The Weekly Membership Newsletter of the Tennessee Assn. of REALTORS


CONTENTS
1. SPECIAL: NAR-DOJ Settlement Reached!
2. Legislative Reports Available
3. HOT LINE: Who Owns the Listings?
4. FOLLOW-UP: Right of Redemption
5. New Series of E-Class GRI Courses Scheduled
6. Rates in Retreat


1. SPECIAL: NAR-DOJ Settlement Reached!

*** BEGIN QUOTE ***
On May 27, 2008, NAR and the U.S. Department of Justice reached a favorable settlement, concluding a two-year DOJ investigation followed by two and a half years of litigation, regarding NAR’s multiple listing policy as it pertained to the display of listings from the MLS on brokers’ virtual office Web sites, or VOWs.

What the Settlement Accomplishes

The proposed terms are a win for NAR, REALTORS, and consumers, and confirm that MLS members must be actively engaged in real estate brokerage by actually helping people buy or sell homes.

This will ensure that MLSs are used for what they were originally intended to do — to help real estate professionals find buyers for people who want to sell their homes. NAR has also agreed to adopt a revised Virtual Office Web site policy that NAR will request MLSs to adopt.
*** END QUOTE ***

For more information about the settlement, go to:
http://www.realtor.org/DOJ/

Good news with which to start the summer!

[SOURCE: NAR]


2. Legislative Reports Available

The 2008 General Assembly has just come to a close and TAR has had another successful year with our legislative agenda. If you would like to take a look at the nearly 200 bills and resolutions TAR staff and Governmental Affairs Committee members tracked in 2008 you may click HERE …and look under Legislative Reports for “2008 Final Bill Tracking.”

While you’re on the Legislative Affairs page, you may want to take a look at a previous legislative update, legislative report or learn about the Tennessee Condo Act or Copper Theft legislation. It’s all available and at your fingertips!

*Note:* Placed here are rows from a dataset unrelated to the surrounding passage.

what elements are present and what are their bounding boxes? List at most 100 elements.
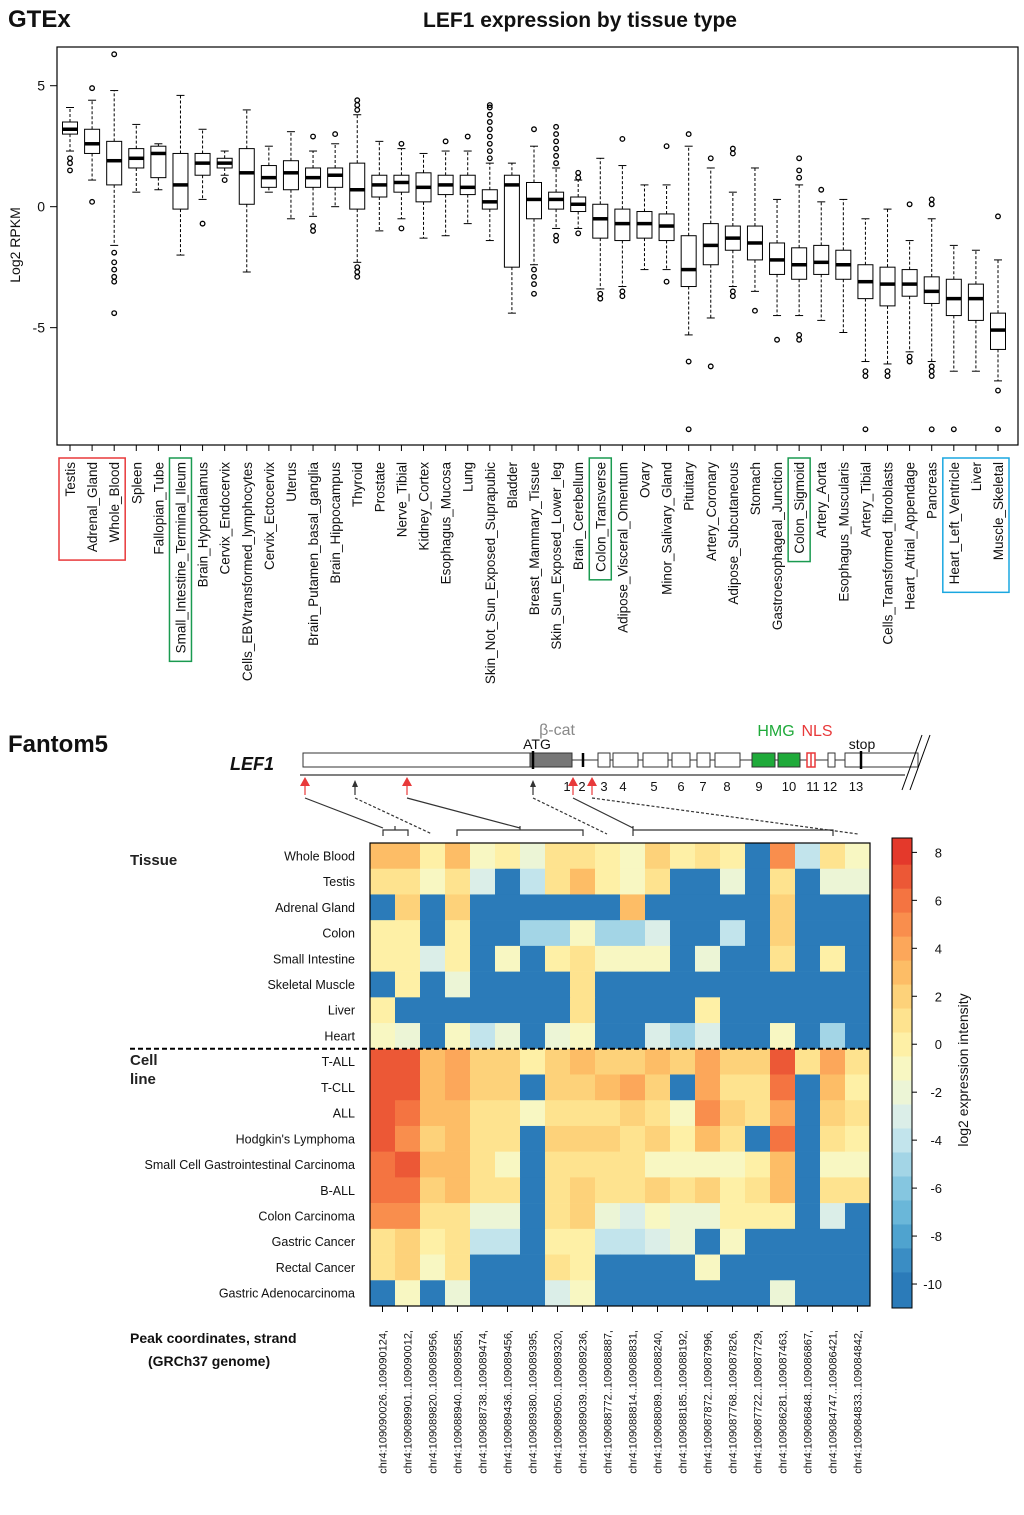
heatmap-cell [495,1203,521,1230]
heatmap-cell [620,868,646,895]
x-tick-label: Whole_Blood [107,462,122,542]
outlier [67,160,73,167]
outlier [752,307,758,314]
heatmap-cell [420,843,446,870]
outlier [531,266,537,273]
column-label: chr4:109088738..109089474, [478,1330,490,1474]
heatmap-cell [695,997,721,1024]
row-label: Heart [324,1029,355,1043]
heatmap-cell [420,1177,446,1204]
heatmap-cell [595,945,621,972]
box [680,235,697,288]
heatmap-cell [745,1048,771,1075]
x-tick-label: Esophagus_Muscularis [836,462,851,602]
box [106,140,123,186]
colorbar-tick-label: -8 [930,1229,942,1244]
colorbar-bin [892,1080,912,1105]
heatmap-cell [370,843,396,870]
outlier [111,266,118,273]
heatmap-cell [470,997,496,1024]
heatmap-cell [595,1151,621,1178]
heatmap-cell [570,1228,596,1255]
heatmap-cell [470,1280,496,1307]
heatmap-cell [845,1048,871,1075]
outlier [442,138,449,145]
heatmap-cell [470,1177,496,1204]
x-tick-label: Prostate [372,462,387,512]
heatmap-cell [670,868,696,895]
heatmap-cell [695,920,721,947]
colorbar-tick-label: 0 [935,1037,942,1052]
outlier [796,174,803,181]
heatmap-cell [745,1100,771,1127]
heatmap-cell [695,1203,721,1230]
heatmap-cell [795,1254,821,1281]
outlier [486,133,493,140]
outlier [685,358,692,365]
heatmap-cell [745,1074,771,1101]
heatmap-cell [820,971,846,998]
heatmap-cell [595,1203,621,1230]
colorbar-tick-label: 8 [935,845,942,860]
heatmap-cell [495,1074,521,1101]
outlier [619,135,626,142]
outlier [928,368,935,375]
heatmap-cell [470,971,496,998]
x-tick-label: Bladder [505,462,520,509]
heatmap-cell [545,1023,571,1050]
heatmap-cell [370,1177,396,1204]
heatmap-cell [370,1074,396,1101]
heatmap-cell [745,1177,771,1204]
heatmap-cell [670,1177,696,1204]
heatmap-cell [695,971,721,998]
heatmap-cell [595,1074,621,1101]
box [238,148,255,205]
colorbar-bin [892,1248,912,1273]
heatmap-cell [445,1151,471,1178]
colorbar-bin [892,1200,912,1225]
outlier [464,133,471,140]
box [481,189,498,210]
heatmap-cell [545,971,571,998]
heatmap-cell [820,1074,846,1101]
heatmap-cell [570,1125,596,1152]
heatmap-cell [420,1125,446,1152]
row-label: Gastric Cancer [272,1235,355,1249]
heatmap-cell [370,1048,396,1075]
heatmap-cell [845,1074,871,1101]
heatmap-cell [570,1177,596,1204]
y-tick-label: 5 [37,78,45,94]
row-group-label: Tissue [130,852,178,869]
x-tick-label: Artery_Aorta [814,462,829,538]
heatmap-cell [520,1100,546,1127]
heatmap-cell [845,1151,871,1178]
heatmap-cell [545,1177,571,1204]
x-tick-label: Gastroesophageal_Junction [770,462,785,630]
heatmap-cell [495,1151,521,1178]
outlier [531,126,537,133]
column-label: chr4:109087872..109087996, [703,1330,715,1474]
exon-label: 7 [699,779,706,794]
heatmap-cell [420,971,446,998]
outlier [553,123,560,130]
heatmap-cell [445,1254,471,1281]
column-label: chr4:109089820..109089956, [428,1330,440,1474]
outlier [553,232,560,239]
heatmap-cell [620,894,646,921]
heatmap-cell [470,1048,496,1075]
heatmap-cell [395,1023,421,1050]
heatmap-cell [745,868,771,895]
heatmap-cell [695,1023,721,1050]
heatmap-cell [520,843,546,870]
heatmap-cell [845,971,871,998]
heatmap-cell [520,868,546,895]
heatmap-cell [645,1074,671,1101]
heatmap-cell [495,843,521,870]
colorbar-bin [892,960,912,985]
heatmap-cell [470,1203,496,1230]
box [967,283,984,321]
outlier [796,155,803,162]
heatmap-cell [770,1254,796,1281]
heatmap-cell [745,843,771,870]
colorbar-bin [892,888,912,913]
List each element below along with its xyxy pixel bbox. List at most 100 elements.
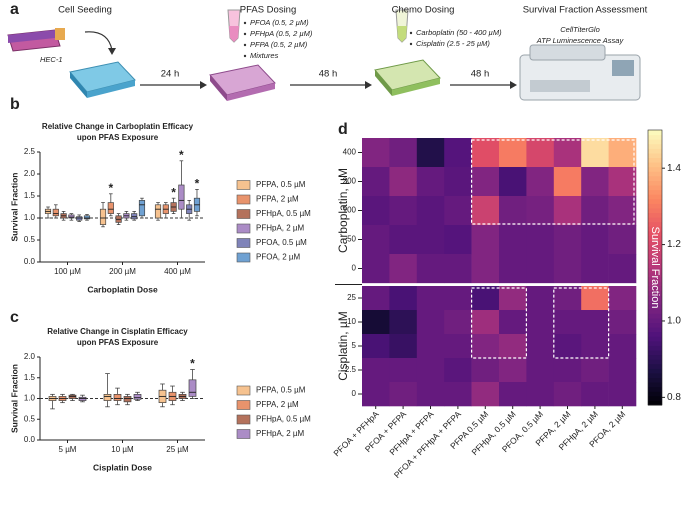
heatmap-cell (471, 310, 500, 335)
heatmap-cell (499, 382, 527, 407)
heatmap-cell (362, 167, 390, 197)
box (99, 208, 107, 225)
legend-label: PFHpA, 2 µM (256, 224, 305, 233)
box (83, 215, 91, 220)
highlight-box (471, 287, 528, 359)
colorbar-segment (648, 203, 662, 209)
heatmap-cell (553, 382, 582, 407)
row-label: 5 (352, 341, 357, 350)
bullet (409, 42, 413, 46)
y-tick-label: 1.5 (24, 373, 36, 382)
legend-label: PFOA, 2 µM (256, 253, 301, 262)
colorbar-segment (648, 313, 662, 319)
colorbar-tick-label: 0.8 (667, 392, 681, 403)
legend-label: PFPA, 2 µM (256, 400, 299, 409)
colorbar-segment (648, 139, 662, 145)
colorbar-segment (648, 143, 662, 149)
panel-label: b (10, 96, 20, 113)
chart-title: Relative Change in Cisplatin Efficacy (47, 327, 188, 336)
legend-label: PFOA, 0.5 µM (256, 238, 307, 247)
heatmap-cell (581, 167, 609, 197)
legend-label: PFPA, 2 µM (256, 195, 299, 204)
box (107, 202, 114, 214)
highlight-box (471, 139, 635, 225)
interval-label: 48 h (319, 69, 338, 80)
colorbar-tick-label: 1.2 (667, 239, 681, 250)
heatmap-cell (362, 254, 390, 284)
bullet (409, 31, 413, 35)
colorbar-segment (648, 244, 662, 250)
colorbar-segment (648, 395, 662, 401)
colorbar-segment (648, 345, 662, 351)
colorbar-segment (648, 258, 662, 264)
row-label: 10 (347, 317, 356, 326)
colorbar-segment (648, 198, 662, 204)
colorbar-segment (648, 235, 662, 241)
colorbar-segment (648, 171, 662, 177)
row-label: 0 (352, 389, 357, 398)
heatmap-cell (608, 382, 637, 407)
colorbar-segment (648, 308, 662, 314)
colorbar-segment (648, 304, 662, 310)
heatmap-cell (416, 310, 445, 335)
heatmap-cell (471, 196, 500, 226)
colorbar-segment (648, 281, 662, 287)
heatmap-cell (362, 225, 390, 255)
step-title: Chemo Dosing (392, 5, 455, 16)
colorbar-segment (648, 262, 662, 268)
y-tick-label: 1.0 (24, 394, 36, 403)
significance-star: * (195, 177, 200, 191)
heatmap-cell (608, 254, 637, 284)
heatmap-cell (608, 138, 637, 168)
bullet (243, 43, 247, 47)
colorbar-segment (648, 226, 662, 232)
heatmap-cell (499, 310, 527, 335)
heatmap-cell (416, 254, 445, 284)
legend-label: PFPA, 0.5 µM (256, 180, 306, 189)
colorbar-segment (648, 157, 662, 163)
colorbar-segment (648, 230, 662, 236)
colorbar-segment (648, 207, 662, 213)
heatmap-cell (471, 358, 500, 383)
panel-label: a (10, 1, 19, 18)
heatmap-cell (389, 167, 418, 197)
heatmap-cell (581, 138, 609, 168)
colorbar-tick-label: 1.4 (667, 163, 681, 174)
x-tick-label: 10 µM (111, 445, 134, 454)
heatmap-cell (608, 196, 637, 226)
colorbar-segment (648, 382, 662, 388)
colorbar-segment (648, 180, 662, 186)
row-label: 2.5 (345, 365, 357, 374)
significance-star: * (108, 181, 113, 195)
heatmap-cell (389, 358, 418, 383)
heatmap-cell (608, 167, 637, 197)
interval-label: 48 h (471, 69, 490, 80)
heatmap-cell (471, 254, 500, 284)
heatmap-cell (608, 358, 637, 383)
heatmap-cell (416, 225, 445, 255)
interval-label: 24 h (161, 69, 180, 80)
x-tick-label: 400 µM (164, 267, 191, 276)
heatmap-cell (526, 138, 555, 168)
heatmap-cell (581, 225, 609, 255)
heatmap-cell (499, 334, 527, 359)
heatmap-cell (608, 225, 637, 255)
colorbar-segment (648, 336, 662, 342)
heatmap-cell (499, 254, 527, 284)
colorbar-segment (648, 322, 662, 328)
heatmap-cell (499, 196, 527, 226)
step-note: HEC-1 (40, 55, 63, 64)
box (113, 394, 122, 401)
heatmap-cell (416, 138, 445, 168)
heatmap-cell (526, 225, 555, 255)
legend-label: PFHpA, 2 µM (256, 429, 305, 438)
heatmap-cell (471, 334, 500, 359)
heatmap-cell (526, 167, 555, 197)
colorbar-segment (648, 290, 662, 296)
step-item: PFHpA (0.5, 2 µM) (250, 29, 313, 38)
heatmap-cell (416, 286, 445, 311)
heatmap-cell (389, 254, 418, 284)
box (52, 208, 59, 217)
chart-title: upon PFAS Exposure (77, 133, 159, 142)
colorbar-segment (648, 217, 662, 223)
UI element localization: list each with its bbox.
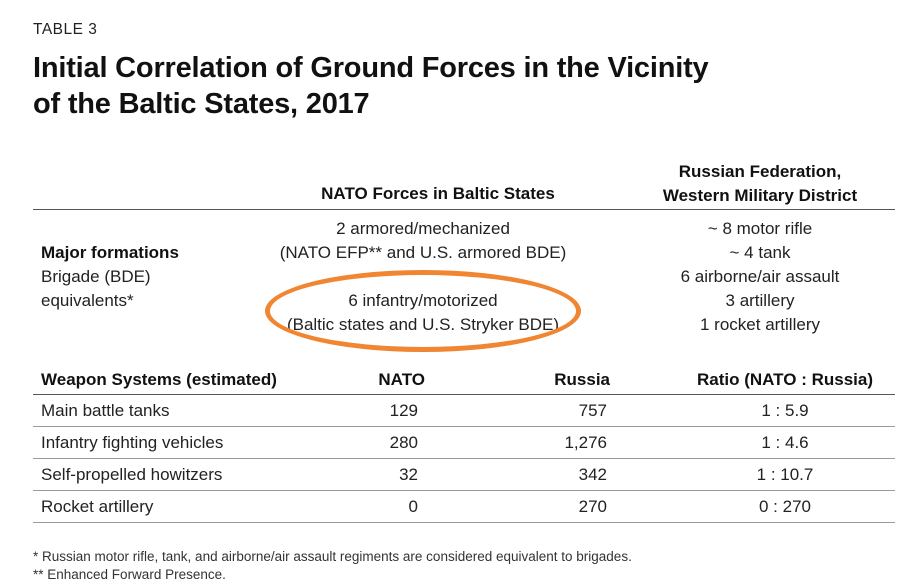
weapons-header-russia: Russia [554, 370, 610, 389]
weapon-system-name: Main battle tanks [41, 401, 170, 420]
formations-label-line3: equivalents* [41, 291, 134, 310]
weapon-nato-count: 129 [389, 401, 418, 420]
weapon-ratio: 0 : 270 [759, 497, 811, 516]
russia-formation-line: 1 rocket artillery [700, 315, 820, 334]
table-title: Initial Correlation of Ground Forces in … [33, 50, 709, 122]
weapon-nato-count: 280 [389, 433, 418, 452]
highlight-oval [265, 270, 581, 352]
russia-formation-line: ~ 8 motor rifle [707, 219, 813, 238]
row-divider [33, 458, 895, 459]
russia-header-line-1: Russian Federation, [678, 162, 842, 181]
weapon-russia-count: 342 [578, 465, 607, 484]
title-line-1: Initial Correlation of Ground Forces in … [33, 52, 709, 84]
row-divider [33, 522, 895, 523]
russia-header-line-2: Western Military District [662, 186, 858, 205]
footnote: ** Enhanced Forward Presence. [33, 567, 226, 582]
weapon-russia-count: 270 [578, 497, 607, 516]
weapon-system-name: Infantry fighting vehicles [41, 433, 224, 452]
nato-formation-line: 2 armored/mechanized [336, 219, 510, 238]
russia-formation-line: 6 airborne/air assault [680, 267, 840, 286]
footnote: * Russian motor rifle, tank, and airborn… [33, 549, 632, 564]
nato-formation-line: (NATO EFP** and U.S. armored BDE) [279, 243, 567, 262]
formations-label-line2: Brigade (BDE) [41, 267, 151, 286]
russia-formation-line: ~ 4 tank [729, 243, 791, 262]
nato-forces-header: NATO Forces in Baltic States [321, 184, 555, 203]
weapon-russia-count: 1,276 [564, 433, 607, 452]
table-label: TABLE 3 [33, 21, 98, 38]
row-divider [33, 490, 895, 491]
title-line-2: of the Baltic States, 2017 [33, 88, 370, 120]
weapon-system-name: Rocket artillery [41, 497, 154, 516]
weapons-header-rule [33, 394, 895, 395]
weapon-nato-count: 0 [408, 497, 418, 516]
russia-formation-line: 3 artillery [725, 291, 795, 310]
russia-formations: ~ 8 motor rifle ~ 4 tank 6 airborne/air … [620, 217, 900, 337]
weapon-nato-count: 32 [399, 465, 418, 484]
weapons-header-ratio: Ratio (NATO : Russia) [697, 370, 873, 389]
russia-forces-header: Russian Federation, Western Military Dis… [620, 160, 900, 208]
weapons-header-system: Weapon Systems (estimated) [41, 370, 277, 389]
header-rule [33, 209, 895, 210]
weapon-system-name: Self-propelled howitzers [41, 465, 223, 484]
weapon-ratio: 1 : 10.7 [756, 465, 814, 484]
weapon-ratio: 1 : 5.9 [761, 401, 809, 420]
weapon-ratio: 1 : 4.6 [761, 433, 809, 452]
formations-label: Major formations Brigade (BDE) equivalen… [41, 241, 179, 313]
row-divider [33, 426, 895, 427]
weapon-russia-count: 757 [578, 401, 607, 420]
formations-label-bold: Major formations [41, 243, 179, 262]
weapons-header-nato: NATO [378, 370, 425, 389]
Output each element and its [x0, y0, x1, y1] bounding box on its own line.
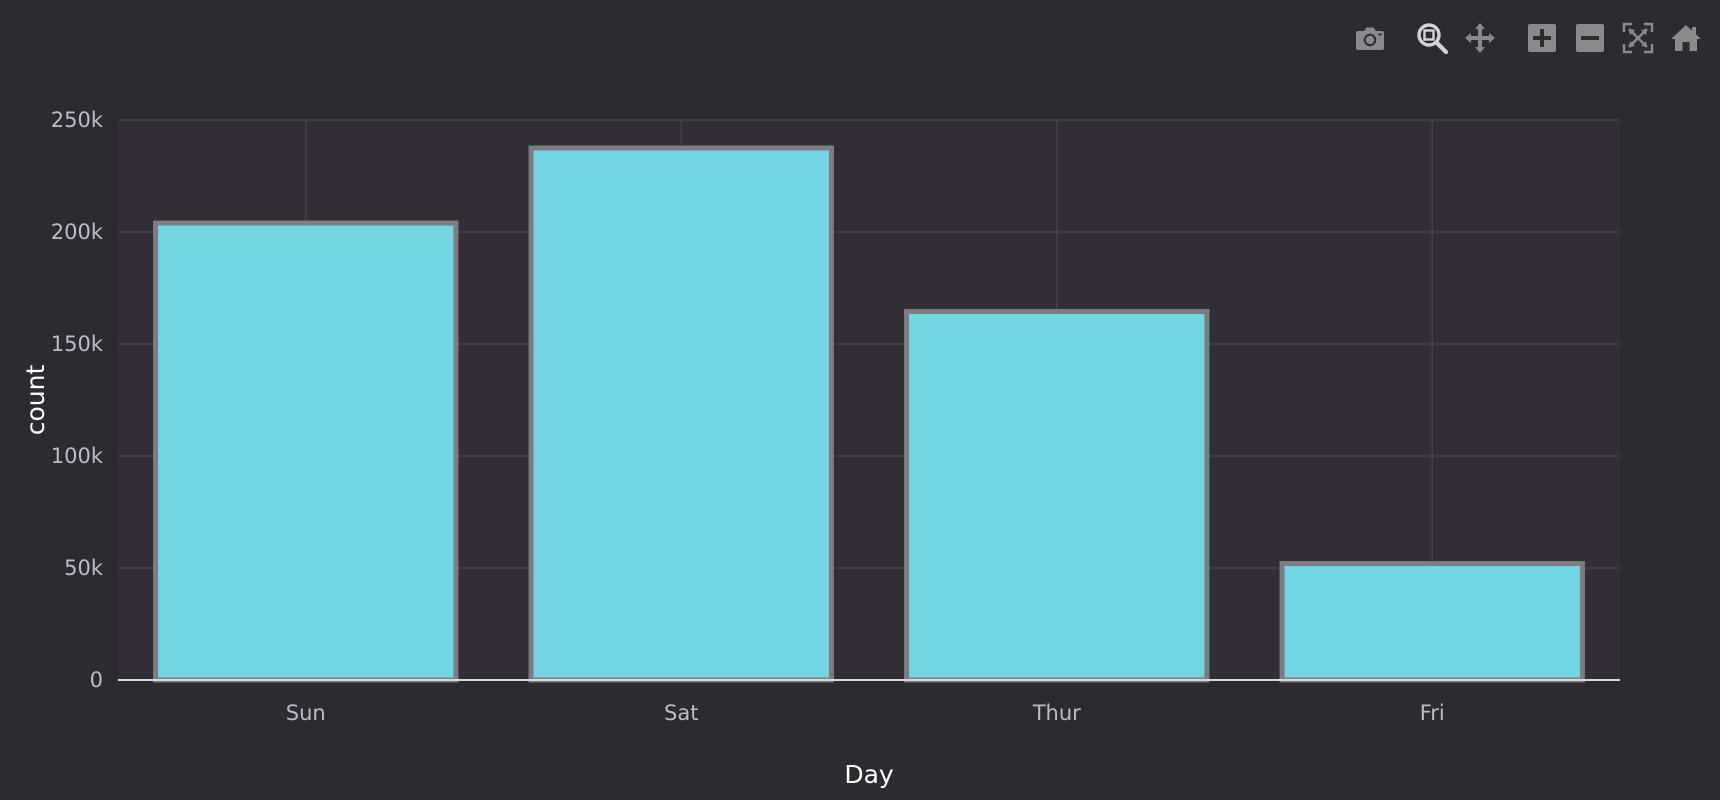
x-axis-ticks: Sun Sat Thur Fri [286, 701, 1445, 725]
camera-icon [1356, 27, 1384, 50]
camera-button[interactable] [1354, 22, 1386, 54]
home-icon [1671, 25, 1701, 51]
autoscale-icon [1622, 22, 1654, 54]
autoscale-button[interactable] [1622, 22, 1654, 54]
bar-sun[interactable] [153, 220, 459, 683]
bar-fri[interactable] [1279, 561, 1585, 683]
pan-button[interactable] [1464, 22, 1496, 54]
pan-icon [1465, 23, 1495, 53]
zoom-in-button[interactable] [1526, 22, 1558, 54]
bar-thur[interactable] [904, 309, 1210, 683]
x-tick-label: Sun [286, 701, 326, 725]
y-tick-label: 100k [51, 444, 104, 468]
bar-sat[interactable] [528, 145, 834, 683]
x-tick-label: Thur [1032, 701, 1081, 725]
y-tick-label: 0 [90, 668, 103, 692]
y-tick-label: 200k [51, 220, 104, 244]
zoom-icon [1417, 23, 1448, 54]
x-tick-label: Fri [1420, 701, 1445, 725]
y-axis-ticks: 0 50k 100k 150k 200k 250k [51, 108, 104, 692]
x-tick-label: Sat [664, 701, 698, 725]
y-tick-label: 250k [51, 108, 104, 132]
y-tick-label: 50k [64, 556, 104, 580]
home-button[interactable] [1670, 22, 1702, 54]
y-axis-title: count [21, 365, 50, 436]
zoom-out-icon [1576, 24, 1604, 52]
modebar [1338, 20, 1702, 56]
x-axis-title: Day [844, 760, 894, 789]
zoom-button[interactable] [1416, 22, 1448, 54]
y-tick-label: 150k [51, 332, 104, 356]
bars [153, 145, 1585, 683]
zoom-out-button[interactable] [1574, 22, 1606, 54]
zoom-in-icon [1528, 24, 1556, 52]
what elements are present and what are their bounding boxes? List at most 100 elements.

[SOURCE: TAR Governmental Affairs Dept.]


3. HOT LINE: Who Owns the Listings?

QUESTION: Who owns the listings in a firm, the broker or the owner? Who owns the broker’s listings: the broker or the owner?

ANSWER: The firm owns all listings, contracts and buyer’s representation agreements. This is true whether the agent working the file is a broker or an affiliate broker. Therefore, if the principal broker is leaving a company, he would have to get the permission of the owner before he could take his listings with him.

[SOURCE: TAR’s Legal & Ethics Hot Line Attorneys]


4. FOLLOW-UP: Right of Redemption

Following last week’s publication of a Hot Line Question and Answer regarding the right of redemption, a couple of members inquired as to whether that right only applies to tax sales and not to bank foreclosures.

TO CLARIFY: Most of the time, the right of redemption is waived in a deed of trust, so if the bank were to foreclose and sell the property, the owner has waived his statutory right of redemption so that it is no longer applicable to him.

[SOURCE: TAR’s Legal & Ethics Hot Line Attorneys]


5. New Series of E-Class GRI Courses Scheduled

Another E-Class GRI series has been scheduled for 2008. Each of our E-Class (distance-learning) GRI courses lasts for five weeks, is instructor-led, and requires no travel for students! The new series of courses kicks off on July 31:

7/31 – 9/3: E-Class GRI 1 – Professionalism in Real Estate
8/7 – 9/10: E-Class GRI 2 – Smart Marketing
8/14 – 9/17: E-Class GRI 3 – Financing the Successful Transaction
8/21 – 9/24: E-Class GRI 4 – From Offer to Contract to Closing
9/4 – 10/8: E-Class GRI 5 – Systems for Success
9/4 – 10/8: E-Class GRI 6 – Sticky Situations

For more information on E-Class GRI courses, or to register, go to:
http://www.eclasscourses.com


6. Rates in Retreat

After four weeks in an upward trajectory, Freddie Mac reports that long-term mortgage rates are falling again. The average interest on a 30-year fixed loan settled at 5.98 percent this past week, down 0.03 percent from the prior week. Rates on 15-year fixed mortgages, meanwhile, slipped 0.5 percent for the week to an average of 5.55 percent. Borrowing costs drifted slightly higher, however, on adjustable-rate products. Five-year ARMs bumped up 0.04 percent to 5.61 percent, while one-year ARMs moved up 0.06 percent to 5.24 percent.